First Line: "I woke to the patter of rain on canvas, with the feel of my first husband's kiss on my lips."

Rating:
(4/5)

Saturday, January 27, 2018

Jackdaws by Ken Follett

Thriller

It's World War II and the Allies are helping the French resistance take out important Nazi targets in France. Felicity, also known as Flick, is a British operative in France, orchestrating the sabotage of a phone exchange. Unfortunately the mission goes horribly wrong. They lose a few agents, Flick's husband is shot, and they have to retreat. They are also now on the radar of Nazi officer Dieter, who will stop at nothing to find Flick.

Retreating back to England, Flick decides to take another shot at the phone exchange but this time with an all-female team called the Jackdaws. The team is not trained military but a group of misfits, outcasts, and criminals.
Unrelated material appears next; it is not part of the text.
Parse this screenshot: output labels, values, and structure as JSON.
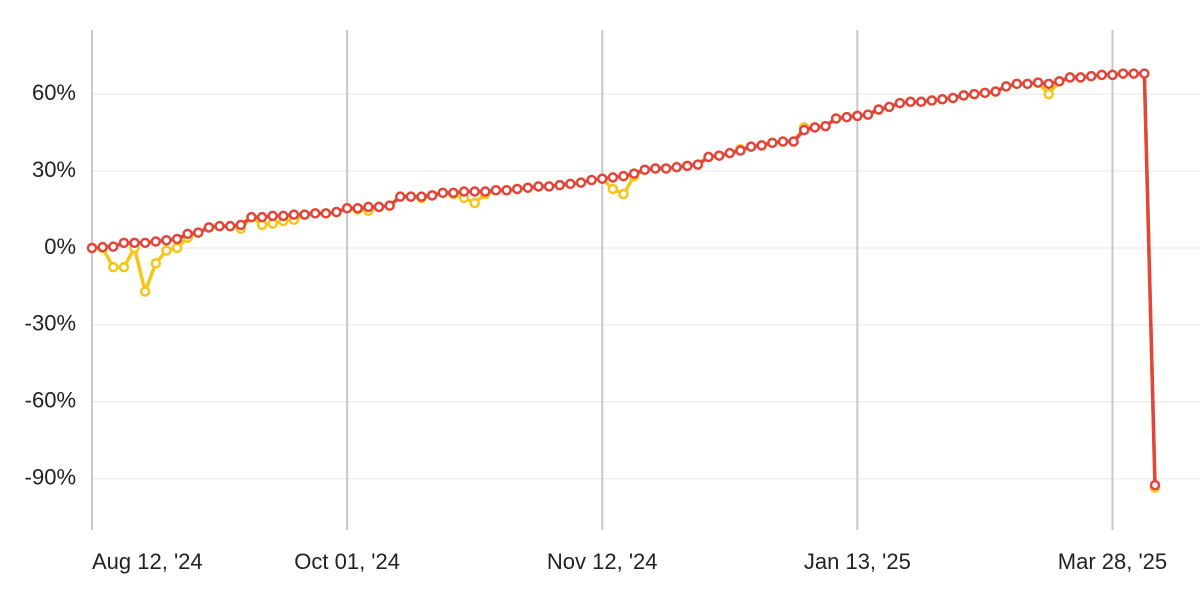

Flick has no idea how successful they will be but she has no choice.

Some of the best WWII fiction novels I've read in the past few years have been with a female as the lead. Specifically, I'm thinking of The Nightingale. Though this is more of a thriller than that book, the women of the story drive the plot forward with their strength. Flick was a great character. She had the right amounts of almost everything. She's smart, could get frustrated but wouldn't let those annoyances overshadow everything, wanted love and romance but not to the point of sickness, and incredibly resourceful. The person she's fighting against the whole novel is similar, but on the wrong side of the war.

I don't think I've ever gone wrong with a Ken Follett book and this was no different. A great story, what a page turner!

First Line: "One minute before the explosion, the square at Sainte-Cecile was at peace."